Inutile de dire que les messieurs de la bourgeoisie cherchèrent à représenter cette émeute comme un coup monté par les ennemis de la France. Comment le bon peuple de Paris aurait-il pu se révolter contre un fabricant ? « C’est l’argent anglais qui les a poussés à la révolte », disaient les uns, — « l’argent des princes », disaient les bourgeois révolutionnaires, et personne ne voulait admettre que le peuple se révoltât simplement parce qu’il souffrait et qu’il en avait assez de l’arrogance des riches, qui l’insultaient jusque dans ses souffrances ![1] On voit ainsi se constituer dès lors la légende qui cherchera plus tard à réduire la Révolution à son œuvre parlementaire et à représenter tous les soulèvements du peuple pendant les quatre années de la Révolution comme des accidents : comme l’œuvre de brigands ou d’agents, payés soit par Pitt, soit par la réaction. Plus tard, les historiens reprendront la légende : « Puisque cette émeute pouvait être prise par la Cour comme prétexte pour renvoyer l’ouverture des États-Généraux, donc, elle ne pouvait venir que de la réaction. » Que de fois n’a-t-on pas refait le même raisonnement de nos jours !

Eh bien, les journées des 24-28 avril sont les signes avant-coureurs des 11, 12, 13 et 14 juillet. Le peuple de Paris vint affirmer dès lors son esprit révolutionnaire qui venait des couches ouvrières des faubourgs. À côté du Palais-Royal, foyer de révolution de la bourgeoisie, se dressaient les faubourgs — centres de l’émeute populaire.
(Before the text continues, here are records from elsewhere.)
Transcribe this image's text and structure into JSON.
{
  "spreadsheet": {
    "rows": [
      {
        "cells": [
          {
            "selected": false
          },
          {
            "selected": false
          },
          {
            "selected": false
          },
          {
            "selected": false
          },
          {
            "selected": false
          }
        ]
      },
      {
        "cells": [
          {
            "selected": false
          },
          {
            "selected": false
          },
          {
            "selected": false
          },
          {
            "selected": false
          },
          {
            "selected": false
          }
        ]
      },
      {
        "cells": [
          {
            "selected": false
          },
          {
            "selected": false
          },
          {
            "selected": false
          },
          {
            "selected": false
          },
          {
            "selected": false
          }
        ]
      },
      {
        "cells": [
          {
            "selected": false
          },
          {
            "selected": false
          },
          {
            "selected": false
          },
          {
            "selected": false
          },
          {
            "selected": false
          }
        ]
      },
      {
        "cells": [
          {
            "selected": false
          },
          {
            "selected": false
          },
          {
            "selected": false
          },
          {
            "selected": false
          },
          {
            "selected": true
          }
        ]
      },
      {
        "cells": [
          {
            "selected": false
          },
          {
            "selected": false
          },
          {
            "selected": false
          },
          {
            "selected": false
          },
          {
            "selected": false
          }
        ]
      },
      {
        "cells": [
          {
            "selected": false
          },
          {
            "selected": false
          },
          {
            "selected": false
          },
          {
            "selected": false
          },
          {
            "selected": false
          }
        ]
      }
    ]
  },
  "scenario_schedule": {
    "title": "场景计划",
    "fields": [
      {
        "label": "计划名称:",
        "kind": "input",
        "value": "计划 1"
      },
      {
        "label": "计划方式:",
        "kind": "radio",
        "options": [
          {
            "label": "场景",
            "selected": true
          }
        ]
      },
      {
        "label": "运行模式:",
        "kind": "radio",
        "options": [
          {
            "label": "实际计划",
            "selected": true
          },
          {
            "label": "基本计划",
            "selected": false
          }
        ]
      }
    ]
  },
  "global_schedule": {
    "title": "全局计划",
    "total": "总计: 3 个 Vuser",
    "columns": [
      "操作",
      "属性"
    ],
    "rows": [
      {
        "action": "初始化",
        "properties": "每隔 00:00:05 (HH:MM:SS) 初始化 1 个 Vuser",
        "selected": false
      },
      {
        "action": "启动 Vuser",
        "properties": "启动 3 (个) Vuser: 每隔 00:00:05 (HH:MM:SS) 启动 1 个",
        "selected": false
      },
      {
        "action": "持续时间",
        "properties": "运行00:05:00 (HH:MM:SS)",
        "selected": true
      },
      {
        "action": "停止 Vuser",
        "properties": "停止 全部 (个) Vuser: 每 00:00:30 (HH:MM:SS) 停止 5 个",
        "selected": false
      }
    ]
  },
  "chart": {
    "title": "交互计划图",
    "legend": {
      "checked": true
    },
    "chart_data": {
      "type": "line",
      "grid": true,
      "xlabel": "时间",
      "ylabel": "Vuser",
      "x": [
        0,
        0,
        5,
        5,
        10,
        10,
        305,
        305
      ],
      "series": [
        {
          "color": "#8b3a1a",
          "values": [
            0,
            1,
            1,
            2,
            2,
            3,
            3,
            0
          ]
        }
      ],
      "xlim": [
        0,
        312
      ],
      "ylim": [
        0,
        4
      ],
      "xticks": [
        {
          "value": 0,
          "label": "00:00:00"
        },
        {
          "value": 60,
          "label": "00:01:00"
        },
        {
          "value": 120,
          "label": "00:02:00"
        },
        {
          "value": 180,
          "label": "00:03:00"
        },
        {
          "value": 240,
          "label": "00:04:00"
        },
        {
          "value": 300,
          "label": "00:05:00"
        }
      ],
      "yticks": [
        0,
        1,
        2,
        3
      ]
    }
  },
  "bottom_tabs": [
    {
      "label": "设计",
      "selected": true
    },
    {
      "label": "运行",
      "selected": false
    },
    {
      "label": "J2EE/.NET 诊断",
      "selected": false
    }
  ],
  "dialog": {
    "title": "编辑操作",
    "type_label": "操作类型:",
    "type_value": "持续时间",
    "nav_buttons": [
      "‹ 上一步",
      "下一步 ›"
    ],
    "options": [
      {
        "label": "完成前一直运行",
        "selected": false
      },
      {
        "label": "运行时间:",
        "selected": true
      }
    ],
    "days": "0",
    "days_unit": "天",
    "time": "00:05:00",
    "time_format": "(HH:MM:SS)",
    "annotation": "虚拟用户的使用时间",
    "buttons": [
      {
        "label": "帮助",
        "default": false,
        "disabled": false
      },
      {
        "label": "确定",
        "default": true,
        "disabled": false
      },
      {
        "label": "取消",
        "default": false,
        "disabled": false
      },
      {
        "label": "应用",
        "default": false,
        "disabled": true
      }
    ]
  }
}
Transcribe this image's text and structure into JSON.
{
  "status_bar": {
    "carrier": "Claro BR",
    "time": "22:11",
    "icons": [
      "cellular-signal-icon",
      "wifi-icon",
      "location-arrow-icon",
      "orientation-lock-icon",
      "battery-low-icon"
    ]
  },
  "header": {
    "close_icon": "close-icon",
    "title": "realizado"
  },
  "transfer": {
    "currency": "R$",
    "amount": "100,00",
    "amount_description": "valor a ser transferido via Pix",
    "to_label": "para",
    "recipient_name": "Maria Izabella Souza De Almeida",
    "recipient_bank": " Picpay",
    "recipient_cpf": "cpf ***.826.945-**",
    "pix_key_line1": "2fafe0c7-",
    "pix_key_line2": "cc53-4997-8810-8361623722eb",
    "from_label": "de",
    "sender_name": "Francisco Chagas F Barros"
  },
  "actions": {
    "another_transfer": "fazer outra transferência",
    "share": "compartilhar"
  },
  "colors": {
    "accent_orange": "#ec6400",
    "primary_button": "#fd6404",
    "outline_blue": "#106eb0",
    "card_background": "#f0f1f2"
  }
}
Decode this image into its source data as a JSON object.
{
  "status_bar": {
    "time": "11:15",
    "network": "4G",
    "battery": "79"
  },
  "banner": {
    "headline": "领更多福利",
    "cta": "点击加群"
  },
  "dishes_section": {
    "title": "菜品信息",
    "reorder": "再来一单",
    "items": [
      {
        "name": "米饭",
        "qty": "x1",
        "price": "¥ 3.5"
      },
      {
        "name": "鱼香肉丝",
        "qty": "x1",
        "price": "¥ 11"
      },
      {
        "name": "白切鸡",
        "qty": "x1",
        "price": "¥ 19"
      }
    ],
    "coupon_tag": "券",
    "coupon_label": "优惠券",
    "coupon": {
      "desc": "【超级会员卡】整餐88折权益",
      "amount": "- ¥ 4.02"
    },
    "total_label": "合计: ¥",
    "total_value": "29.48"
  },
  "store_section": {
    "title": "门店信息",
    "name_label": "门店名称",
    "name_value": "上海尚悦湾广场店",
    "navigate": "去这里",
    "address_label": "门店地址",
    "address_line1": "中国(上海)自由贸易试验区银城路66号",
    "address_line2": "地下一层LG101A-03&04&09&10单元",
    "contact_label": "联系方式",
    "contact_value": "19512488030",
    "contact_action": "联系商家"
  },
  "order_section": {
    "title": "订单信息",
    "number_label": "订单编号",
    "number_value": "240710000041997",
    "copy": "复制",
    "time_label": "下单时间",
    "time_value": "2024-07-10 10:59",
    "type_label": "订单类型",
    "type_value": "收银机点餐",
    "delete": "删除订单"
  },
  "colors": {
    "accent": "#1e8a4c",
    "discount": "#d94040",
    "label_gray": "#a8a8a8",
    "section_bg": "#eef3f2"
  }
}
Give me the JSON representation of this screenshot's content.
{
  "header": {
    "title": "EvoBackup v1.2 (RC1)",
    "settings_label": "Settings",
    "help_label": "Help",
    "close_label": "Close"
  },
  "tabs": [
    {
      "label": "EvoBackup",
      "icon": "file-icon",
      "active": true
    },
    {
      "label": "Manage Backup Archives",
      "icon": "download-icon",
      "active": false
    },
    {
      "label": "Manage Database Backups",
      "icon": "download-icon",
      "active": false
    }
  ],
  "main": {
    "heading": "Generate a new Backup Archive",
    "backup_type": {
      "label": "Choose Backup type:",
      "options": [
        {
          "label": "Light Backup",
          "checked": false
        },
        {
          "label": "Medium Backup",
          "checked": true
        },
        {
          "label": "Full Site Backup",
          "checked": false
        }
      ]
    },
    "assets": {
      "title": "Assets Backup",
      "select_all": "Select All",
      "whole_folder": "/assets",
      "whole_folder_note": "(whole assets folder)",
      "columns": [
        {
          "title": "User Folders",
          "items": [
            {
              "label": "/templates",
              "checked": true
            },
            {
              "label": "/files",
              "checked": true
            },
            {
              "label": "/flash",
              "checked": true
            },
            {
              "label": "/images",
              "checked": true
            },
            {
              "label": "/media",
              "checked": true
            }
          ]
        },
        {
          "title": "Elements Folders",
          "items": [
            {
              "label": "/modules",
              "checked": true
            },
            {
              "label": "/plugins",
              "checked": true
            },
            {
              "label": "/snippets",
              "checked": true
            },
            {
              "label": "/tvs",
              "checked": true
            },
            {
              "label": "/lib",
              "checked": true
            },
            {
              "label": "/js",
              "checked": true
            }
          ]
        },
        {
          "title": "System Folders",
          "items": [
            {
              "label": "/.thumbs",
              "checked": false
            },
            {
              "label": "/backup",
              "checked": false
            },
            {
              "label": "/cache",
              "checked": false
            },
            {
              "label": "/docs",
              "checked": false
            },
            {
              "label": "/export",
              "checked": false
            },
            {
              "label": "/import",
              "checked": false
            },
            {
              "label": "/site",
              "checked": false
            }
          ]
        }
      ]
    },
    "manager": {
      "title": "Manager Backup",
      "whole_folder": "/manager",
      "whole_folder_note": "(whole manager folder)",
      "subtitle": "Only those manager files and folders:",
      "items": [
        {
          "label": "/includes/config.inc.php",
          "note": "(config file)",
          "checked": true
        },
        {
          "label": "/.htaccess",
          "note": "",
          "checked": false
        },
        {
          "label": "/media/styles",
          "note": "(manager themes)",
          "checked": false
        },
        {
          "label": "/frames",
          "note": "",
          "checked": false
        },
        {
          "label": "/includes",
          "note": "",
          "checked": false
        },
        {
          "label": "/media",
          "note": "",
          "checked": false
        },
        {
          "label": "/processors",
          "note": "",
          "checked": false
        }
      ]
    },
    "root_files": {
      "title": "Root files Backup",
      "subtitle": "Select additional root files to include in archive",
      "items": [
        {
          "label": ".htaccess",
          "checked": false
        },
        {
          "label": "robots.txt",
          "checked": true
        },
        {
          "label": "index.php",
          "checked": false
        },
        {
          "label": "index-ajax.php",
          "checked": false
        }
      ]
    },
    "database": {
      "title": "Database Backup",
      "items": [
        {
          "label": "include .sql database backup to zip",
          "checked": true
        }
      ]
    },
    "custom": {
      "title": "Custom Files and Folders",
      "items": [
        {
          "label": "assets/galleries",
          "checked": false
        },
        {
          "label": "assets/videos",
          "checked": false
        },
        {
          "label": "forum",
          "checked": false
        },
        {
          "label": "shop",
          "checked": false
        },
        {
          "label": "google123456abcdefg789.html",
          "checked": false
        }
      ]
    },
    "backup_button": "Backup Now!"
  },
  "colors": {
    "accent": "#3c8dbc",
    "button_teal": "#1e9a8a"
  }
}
Dès lors Paris devient l’appui principal de la Révolution, et les États-Généraux, qui vont se réunir à Versailles, auront les yeux tournés vers Paris, pour y chercher la force qui pourra les soutenir et les inciter à marcher de l’avant dans leurs revendications et leurs luttes contre la Cour.

  1. Droz (Histoire du règne de Louis XVI), historien réactionnaire a déjà fait cette remarque très juste, que l’argent trouvé sur quelques hommes tués pouvait bien provenir du pillage.